ドイツはスペシャリスト育成プログラムであるマイスター制度が元々背景にあるんで、つまり、個人の国アメリカでは個人を重要視し、ドイツはアーティスト(個人事業主)に、日本は中小零細企業にと、国によって対応の順番が違うのは当然のこと。

国が順次確保している不織布マスクを医療関係者に優先的に回すのも当然。

後手になっていた個人への対応としてこのタイミングで2枚の配布は格好の餌食にされるということは想定すべきだったと思う。給付金も一時期お肉券とかなんとか話が出ていたし、やはり票を握っているところとの繋がりは深い。

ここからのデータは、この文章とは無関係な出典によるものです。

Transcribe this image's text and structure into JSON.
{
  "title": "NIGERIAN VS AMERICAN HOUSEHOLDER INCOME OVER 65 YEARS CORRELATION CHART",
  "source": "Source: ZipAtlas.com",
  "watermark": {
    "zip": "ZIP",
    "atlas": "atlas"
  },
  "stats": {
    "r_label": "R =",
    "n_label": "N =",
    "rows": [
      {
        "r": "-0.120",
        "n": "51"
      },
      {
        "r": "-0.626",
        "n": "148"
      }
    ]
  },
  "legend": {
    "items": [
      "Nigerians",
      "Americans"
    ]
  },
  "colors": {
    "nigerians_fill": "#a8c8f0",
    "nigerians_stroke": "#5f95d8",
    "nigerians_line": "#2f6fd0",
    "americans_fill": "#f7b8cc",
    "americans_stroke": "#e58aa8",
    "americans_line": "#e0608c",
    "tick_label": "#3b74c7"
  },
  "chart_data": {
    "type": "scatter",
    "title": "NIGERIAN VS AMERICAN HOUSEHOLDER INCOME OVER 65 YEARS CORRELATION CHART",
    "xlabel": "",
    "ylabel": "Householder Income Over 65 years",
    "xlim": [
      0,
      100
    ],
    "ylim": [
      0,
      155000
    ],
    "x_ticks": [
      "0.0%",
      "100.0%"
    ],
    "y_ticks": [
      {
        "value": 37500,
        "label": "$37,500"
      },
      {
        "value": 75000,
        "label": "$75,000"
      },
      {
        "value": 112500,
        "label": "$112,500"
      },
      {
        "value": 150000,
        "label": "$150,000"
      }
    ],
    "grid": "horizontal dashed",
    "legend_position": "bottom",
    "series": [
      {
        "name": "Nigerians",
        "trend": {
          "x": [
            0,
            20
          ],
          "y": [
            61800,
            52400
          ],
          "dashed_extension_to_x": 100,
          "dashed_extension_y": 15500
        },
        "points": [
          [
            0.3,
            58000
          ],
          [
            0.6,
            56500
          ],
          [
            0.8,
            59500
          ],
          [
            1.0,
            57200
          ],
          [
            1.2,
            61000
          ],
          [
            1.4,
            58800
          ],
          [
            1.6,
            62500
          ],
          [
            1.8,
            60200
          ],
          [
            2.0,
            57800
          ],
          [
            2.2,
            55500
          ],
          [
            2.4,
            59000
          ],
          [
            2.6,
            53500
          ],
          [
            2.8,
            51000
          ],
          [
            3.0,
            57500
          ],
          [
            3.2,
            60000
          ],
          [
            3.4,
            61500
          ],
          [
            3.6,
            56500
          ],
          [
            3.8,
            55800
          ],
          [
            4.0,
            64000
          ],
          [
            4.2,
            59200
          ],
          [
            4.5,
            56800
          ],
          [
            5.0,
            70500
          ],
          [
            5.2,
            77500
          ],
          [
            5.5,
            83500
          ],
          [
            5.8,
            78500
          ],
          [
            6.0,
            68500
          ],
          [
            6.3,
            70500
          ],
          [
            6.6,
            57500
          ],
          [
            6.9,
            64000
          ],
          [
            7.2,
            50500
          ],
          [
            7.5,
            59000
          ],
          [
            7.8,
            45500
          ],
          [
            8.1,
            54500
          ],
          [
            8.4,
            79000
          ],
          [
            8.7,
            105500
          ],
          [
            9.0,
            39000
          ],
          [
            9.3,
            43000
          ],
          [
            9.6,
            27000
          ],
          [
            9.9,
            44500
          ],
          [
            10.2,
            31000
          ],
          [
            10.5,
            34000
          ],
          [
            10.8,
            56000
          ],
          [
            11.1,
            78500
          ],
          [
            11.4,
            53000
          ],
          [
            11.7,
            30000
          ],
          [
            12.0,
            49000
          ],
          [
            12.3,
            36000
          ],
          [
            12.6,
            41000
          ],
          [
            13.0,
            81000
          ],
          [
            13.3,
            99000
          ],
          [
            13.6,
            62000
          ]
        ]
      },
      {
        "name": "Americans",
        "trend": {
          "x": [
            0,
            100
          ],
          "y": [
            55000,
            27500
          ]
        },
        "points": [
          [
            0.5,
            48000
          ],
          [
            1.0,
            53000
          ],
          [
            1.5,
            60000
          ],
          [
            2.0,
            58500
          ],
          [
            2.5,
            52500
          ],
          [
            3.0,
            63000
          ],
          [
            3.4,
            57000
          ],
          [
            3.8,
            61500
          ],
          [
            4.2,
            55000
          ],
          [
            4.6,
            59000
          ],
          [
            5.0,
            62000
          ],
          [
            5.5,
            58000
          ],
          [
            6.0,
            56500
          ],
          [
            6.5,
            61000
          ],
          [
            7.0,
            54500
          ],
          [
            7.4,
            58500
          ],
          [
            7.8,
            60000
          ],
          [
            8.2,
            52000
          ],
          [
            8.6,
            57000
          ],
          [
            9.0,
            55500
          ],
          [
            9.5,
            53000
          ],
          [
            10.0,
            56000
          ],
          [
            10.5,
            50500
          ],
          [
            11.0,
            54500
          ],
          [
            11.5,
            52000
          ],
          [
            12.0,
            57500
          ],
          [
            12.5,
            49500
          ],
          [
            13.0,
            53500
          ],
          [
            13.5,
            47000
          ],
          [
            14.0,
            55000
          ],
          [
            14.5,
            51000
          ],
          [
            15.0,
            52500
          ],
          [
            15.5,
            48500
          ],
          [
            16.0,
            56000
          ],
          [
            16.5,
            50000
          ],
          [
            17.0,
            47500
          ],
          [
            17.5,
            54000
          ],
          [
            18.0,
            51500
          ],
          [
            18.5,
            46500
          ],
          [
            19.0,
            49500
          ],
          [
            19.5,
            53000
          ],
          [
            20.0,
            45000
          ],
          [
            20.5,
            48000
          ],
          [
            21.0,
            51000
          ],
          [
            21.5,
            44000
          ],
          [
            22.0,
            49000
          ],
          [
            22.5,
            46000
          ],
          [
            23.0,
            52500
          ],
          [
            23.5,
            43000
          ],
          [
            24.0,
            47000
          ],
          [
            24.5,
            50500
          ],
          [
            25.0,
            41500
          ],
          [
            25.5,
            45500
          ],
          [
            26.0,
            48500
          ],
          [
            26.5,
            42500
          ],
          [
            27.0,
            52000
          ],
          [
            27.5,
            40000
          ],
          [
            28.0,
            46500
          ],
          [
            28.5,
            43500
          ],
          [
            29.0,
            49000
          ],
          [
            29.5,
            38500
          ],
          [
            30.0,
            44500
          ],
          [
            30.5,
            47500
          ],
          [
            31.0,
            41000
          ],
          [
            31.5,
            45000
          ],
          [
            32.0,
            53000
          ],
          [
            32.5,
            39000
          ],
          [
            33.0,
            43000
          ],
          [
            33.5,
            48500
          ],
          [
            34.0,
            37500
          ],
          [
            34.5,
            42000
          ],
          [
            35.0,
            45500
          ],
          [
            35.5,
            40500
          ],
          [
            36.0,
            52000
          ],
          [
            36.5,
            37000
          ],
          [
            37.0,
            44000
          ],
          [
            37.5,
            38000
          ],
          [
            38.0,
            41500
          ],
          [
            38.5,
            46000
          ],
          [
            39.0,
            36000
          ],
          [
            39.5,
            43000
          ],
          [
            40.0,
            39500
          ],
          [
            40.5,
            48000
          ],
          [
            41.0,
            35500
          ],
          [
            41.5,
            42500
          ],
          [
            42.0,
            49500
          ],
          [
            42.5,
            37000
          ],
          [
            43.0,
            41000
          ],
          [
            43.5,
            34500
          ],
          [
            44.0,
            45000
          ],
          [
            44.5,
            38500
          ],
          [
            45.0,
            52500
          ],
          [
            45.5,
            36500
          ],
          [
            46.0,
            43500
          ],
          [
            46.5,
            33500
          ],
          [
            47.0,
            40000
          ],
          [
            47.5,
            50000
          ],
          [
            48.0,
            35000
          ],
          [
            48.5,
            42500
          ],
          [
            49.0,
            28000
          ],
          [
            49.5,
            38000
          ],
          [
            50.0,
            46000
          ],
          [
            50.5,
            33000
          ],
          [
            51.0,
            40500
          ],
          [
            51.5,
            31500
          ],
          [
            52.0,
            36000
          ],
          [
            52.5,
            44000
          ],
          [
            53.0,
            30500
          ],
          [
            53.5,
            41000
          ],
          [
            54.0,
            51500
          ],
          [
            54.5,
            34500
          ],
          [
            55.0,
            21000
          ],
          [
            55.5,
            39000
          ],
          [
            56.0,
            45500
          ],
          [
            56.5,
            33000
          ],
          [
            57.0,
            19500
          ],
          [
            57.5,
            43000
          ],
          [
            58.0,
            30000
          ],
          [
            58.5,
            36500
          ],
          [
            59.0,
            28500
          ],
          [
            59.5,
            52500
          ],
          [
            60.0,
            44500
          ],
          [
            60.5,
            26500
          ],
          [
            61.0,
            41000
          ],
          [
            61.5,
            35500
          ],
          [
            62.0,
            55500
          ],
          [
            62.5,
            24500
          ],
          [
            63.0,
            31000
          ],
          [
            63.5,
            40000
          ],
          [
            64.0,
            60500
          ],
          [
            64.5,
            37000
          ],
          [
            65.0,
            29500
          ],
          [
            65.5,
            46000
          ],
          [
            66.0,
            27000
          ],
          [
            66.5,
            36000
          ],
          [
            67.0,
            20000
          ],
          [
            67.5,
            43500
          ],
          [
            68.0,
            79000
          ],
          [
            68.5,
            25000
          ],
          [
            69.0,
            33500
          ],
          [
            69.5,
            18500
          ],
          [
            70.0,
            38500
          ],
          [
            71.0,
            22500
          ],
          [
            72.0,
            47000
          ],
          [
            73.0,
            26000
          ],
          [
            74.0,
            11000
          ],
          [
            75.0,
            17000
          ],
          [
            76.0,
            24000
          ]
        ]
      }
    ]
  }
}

今、マスクをどのように生産し、どのように配布するのがいいか、これだ!とわかる人は声を上げるべきだと思うし、大声でその良策を国に届けるべきだ。ただまくし立ててるだけでは解決は遠のく。

現金給付は、電子マネー50万、現金25万というのはどうか。

電子マネーはちょうど厚生労働省が感染拡大防止のLINEを使った意識調査をしたところだから、LINE Payでいこう。電子マネーなら人件費や製造コスト、時間も労力もかなり抑えられる。

財源が問題になるが、マスクの配布費用が約50億円というのが本当だとして、今国民に提供できる予算がその額なら、全然足りないな…。

いずれにせよ緩和策にはもう戻れない。「自粛すれば感染者は減るんだ」という共通認識を根付かせるために、この4月、この1ヶ月間は我慢するしかない。

一番大事なのは、ここで冷静さを取り戻すことだ。ただ自粛して、感染者減ったー、ワーイ、ではない。日を追うごとに破産へ向かっている人が、こうしてる今もいるのだから。

こういう対策をおこなえば、こういう基準を満たしていれば、ライブハウスも、飲食店も、ナイトクラブも、限りなく感染リスクが低くなる、ということを、きちんと明らかにしていかなければならない。

お金の補償以上に、これこそが一番大切なことだと思う。

2月29日、3月1日に東京国際フォーラムで開催された東京事変のライブから感染者発覚のニュースが出ない。3月22日のさいたまスーパーアリーナK-1大会から感染者が出ない。それはなぜなのか。

これまで起こったことをきちんと調べ上げない限り、僕たちは闇雲に恐れる日々から逃れられない。

だから、なんとしても、5月以降の営業体制の可能性を見出すから、この4月、この4月だけ厳しめに移動制限かけさせてくれ、ということであれば協力すると思う。とういうより、それしか方法はないと思う。

全員家から一歩も出るなとしていない以上は感染者が増え続けるのは当然で、無症状患者やそのまま治っていたような人まで検査が受けれるようになっていくとすれば、感染者の数字はまだまだ増えていくと思う。

今のままでは、コロナのコの字の影を徹底的に炙り出しては怯えるといったルーティンで、まるで先が見えない。そうして失業率が上がり、自殺率が上がり、社会は混迷を極め恐慌へと突入する。

このnoteで僕が一番言いたいのは、「ここを乗り切れば、光が見えるかもしれない」という希望の形をどのように全員で作れるか、ということだ。

全員が10というところにうまく着地できるかどうか。0や20に着地してしまう人があまりに多いのなら、必然、国に10まで強制的に連れていってもらうことになる。母親が我が子の手を引いて、横断歩道を歩くように。

我々が自発的に10というところへ向かえるかが試されている。メディアの切り取り報道に惑わされていないか。インパクトある見出しを見ただけで判断していないだろうか。SNSのマウンティングパーティーや論調に流されていないだろうか。

全員が10ジャストじゃなくてもいい。7や8でもいい。12や13だっていい。グレーゾーンはあっていい。

はっきりさせなくても、あやふやなままでも、「なんとなく」幸せになれる光が見えるなら。